The biggest package is a 2.4-billion-euro “holiday bonus”, allocating 500 euros to families with income of up to 40,000 euros a year for stays in Italian agri-tourism facilities, bed and breakfasts, camp grounds, hotels, and village resorts between July 1 and December 31 this year.
“This will mean helping families but also injecting liquidity into the reception facilities,” the minister said.
In addition, Franceschini said his ministry is setting up a 150-million-euro tourism fund to protect the sector from being snapped up by foreign investors.
“The culture sector has been dramatically impacted — museums have not seen a single euro of revenue,” Franceschini noted as he introduced a 210-million-euro emergency fund for private-sector cultural enterprises and a 100-million-euro fund to partially cover the lost revenues of Italy’s 400 state museums.
“These measures will allow them to cross this desert,” Franceschini said.
There are also a strategic 100-million-euro fund open to “private entities that want to invest in culture in our country,” and 245 million euros to support Italy’s film industry.
Lastly, said Franceschini, the city of Parma, which is Italian capital of culture “in this unfortunate year 2020” will remain capital of culture in 2021.
Italy’s museums are set to reopen on May 18.
Also on Thursday, Italy’s national institute of statistics ISTAT said the pandemic has caused exports and imports to contract by 16.8 per cent in March compared to the previous month.

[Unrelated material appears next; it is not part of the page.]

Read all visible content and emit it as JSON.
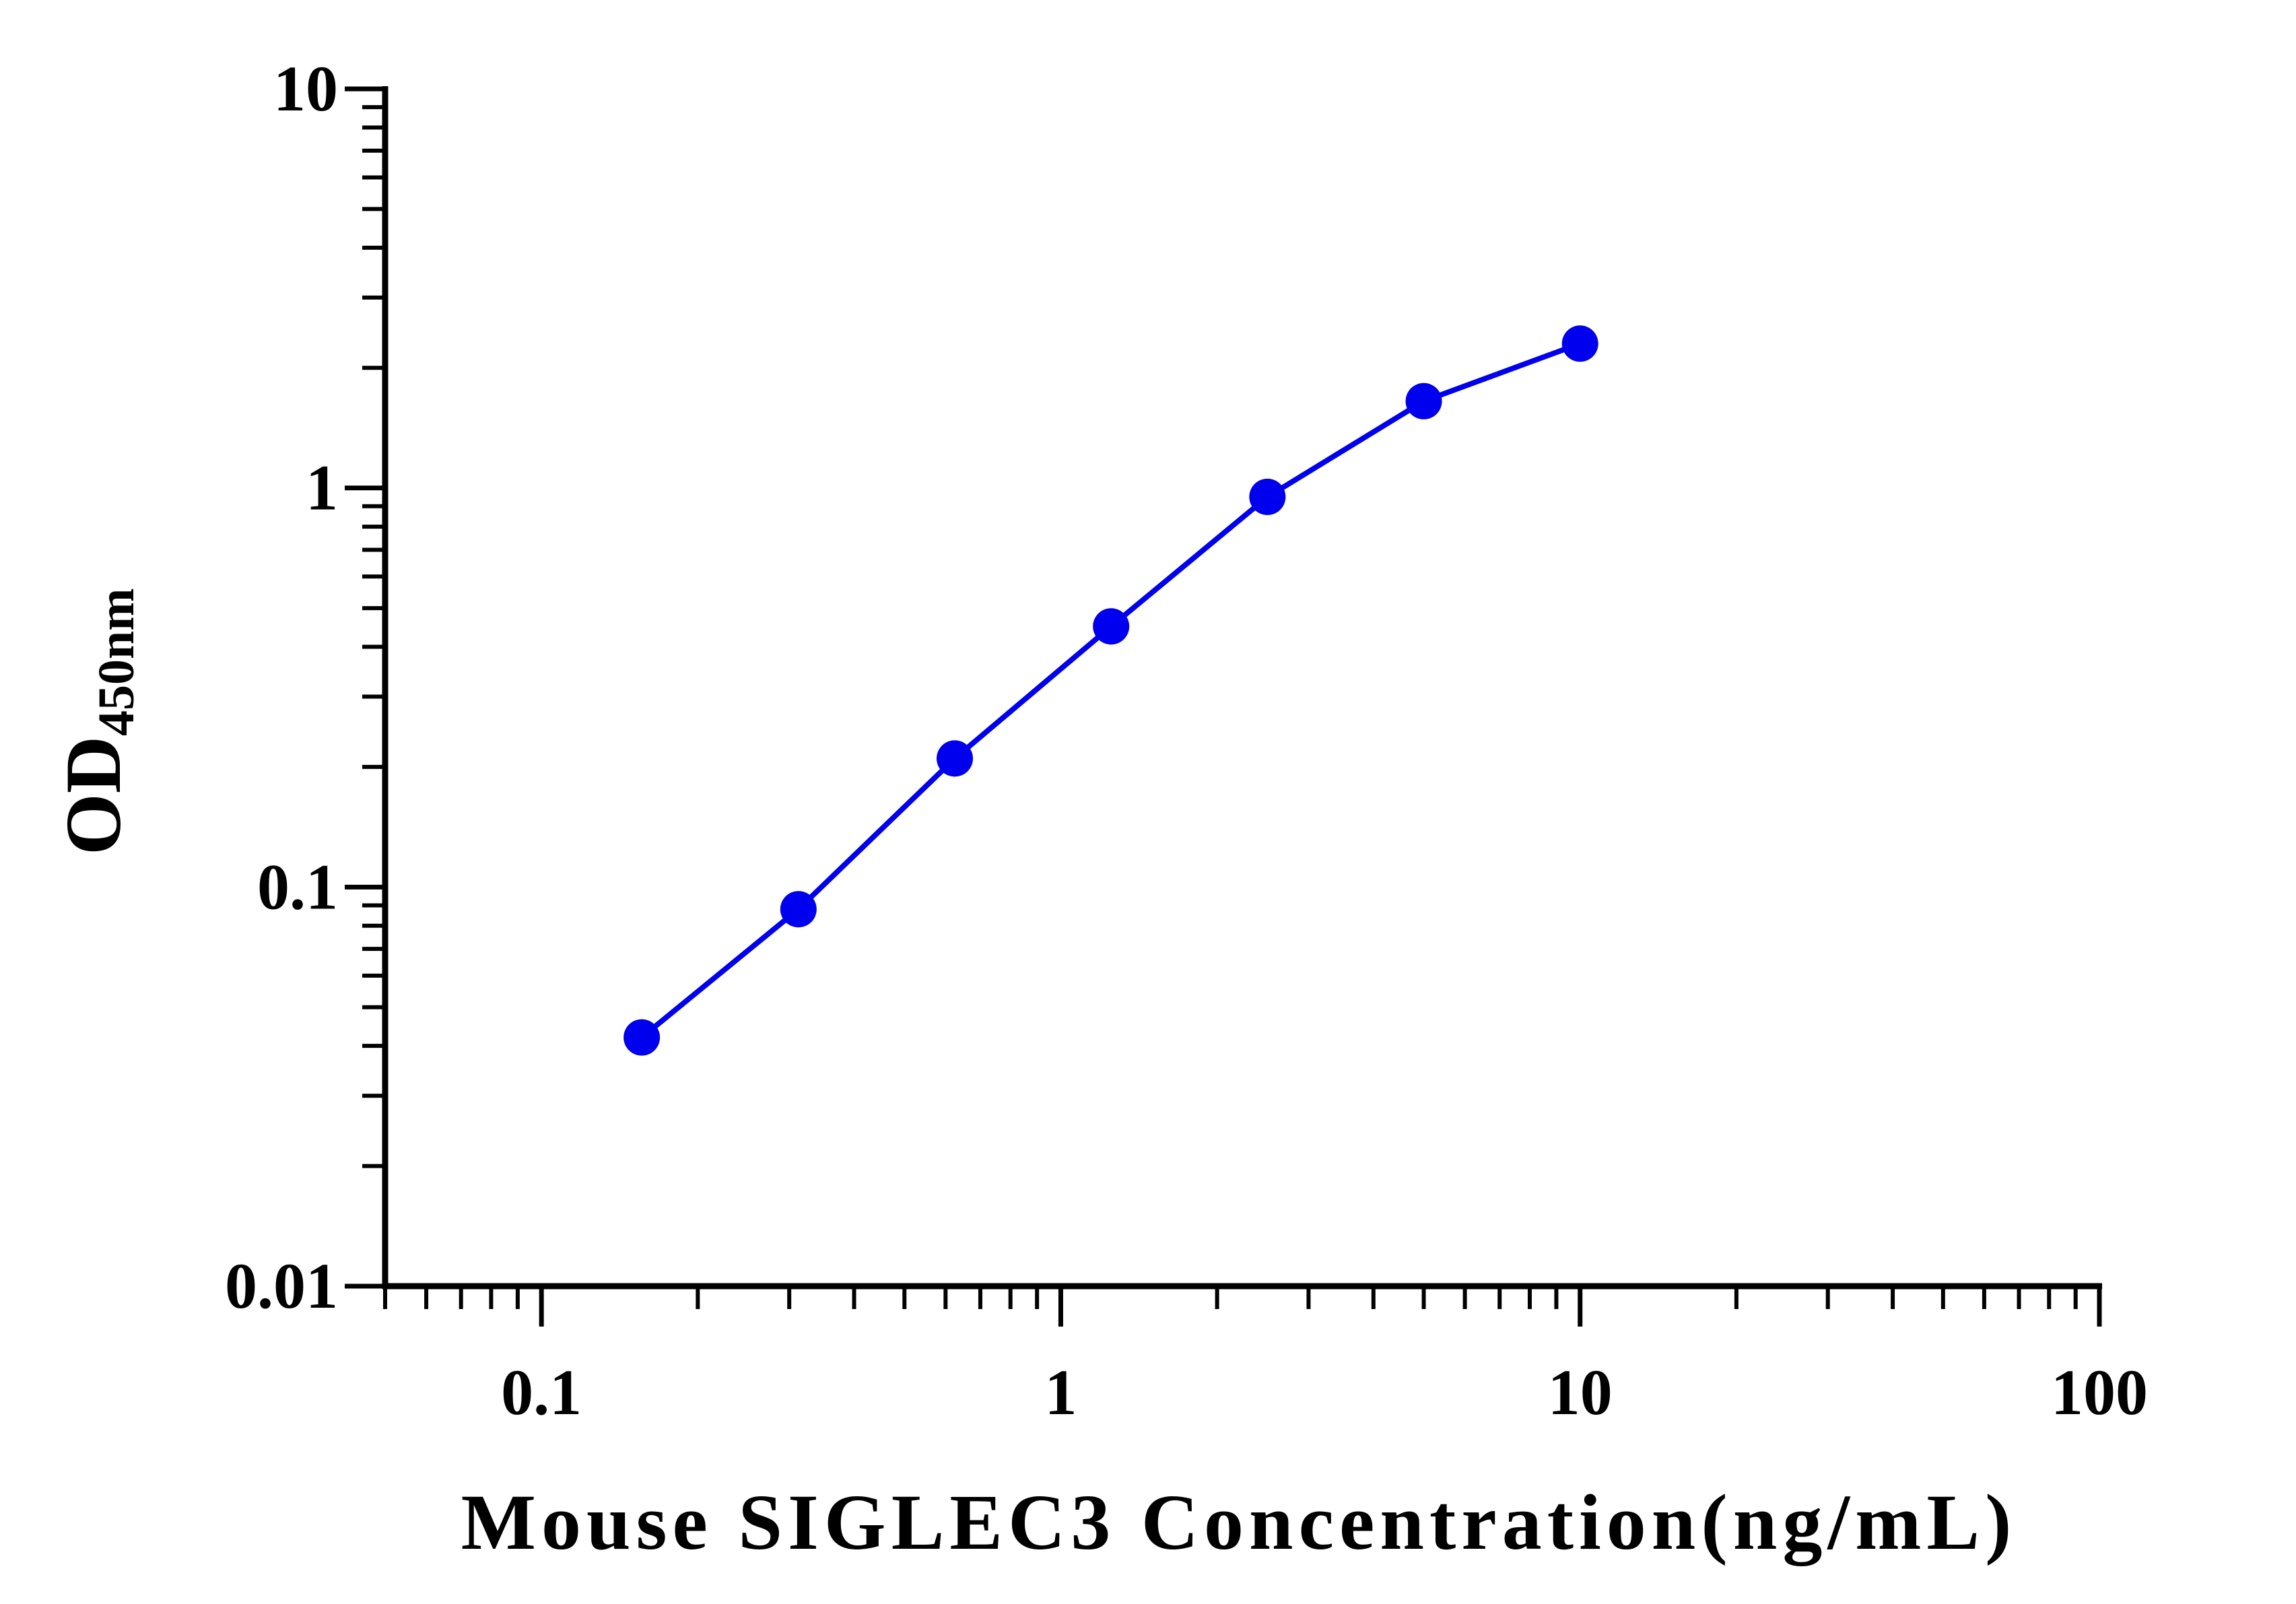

“On a yearly basis, the drastic fall of sales on foreign markets of machinery, motor vehicles and leather goods makes up more than half of the drop in exports,” ISTAT analysts wrote. “Reduced purchases of motor vehicles, metals, oil, and natural gas make up about 9 percentage points of the drop in imports on an annual basis.”
The strong contraction of exports on a monthly basis is due to a significant decrease in sales to non-European Union (EU) markets (-18.5 per cent) and to the EU (-15.2 per cent).
Exports were down by 4.1 per cent and imports were down by 5.1 per cent in the first quarter of 2020 compared to the preceding quarter. Due to fewer sales to both non-EU (-14.7 per cent) and EU countries (-12.2 per cent), exports plunged 13.5 per cent in March compared to the same period in 2019.
The sectors that bucked the trend on a yearly basis in terms of exports were pharmaceuticals (+32.5 per cent) and food, beverages and tobacco (+13.5 per cent).
On a yearly basis, the countries that contributed the most to the decrease in Italy’s exports were the UK and the OPEC countries, both down 24.3 per cent.
Imports also decreased “drastically” year-on-year (-18.1 per cent) in terms of purchases from non-EU countries (-21.7 per cent) as well as EU countries (-15.5 per cent).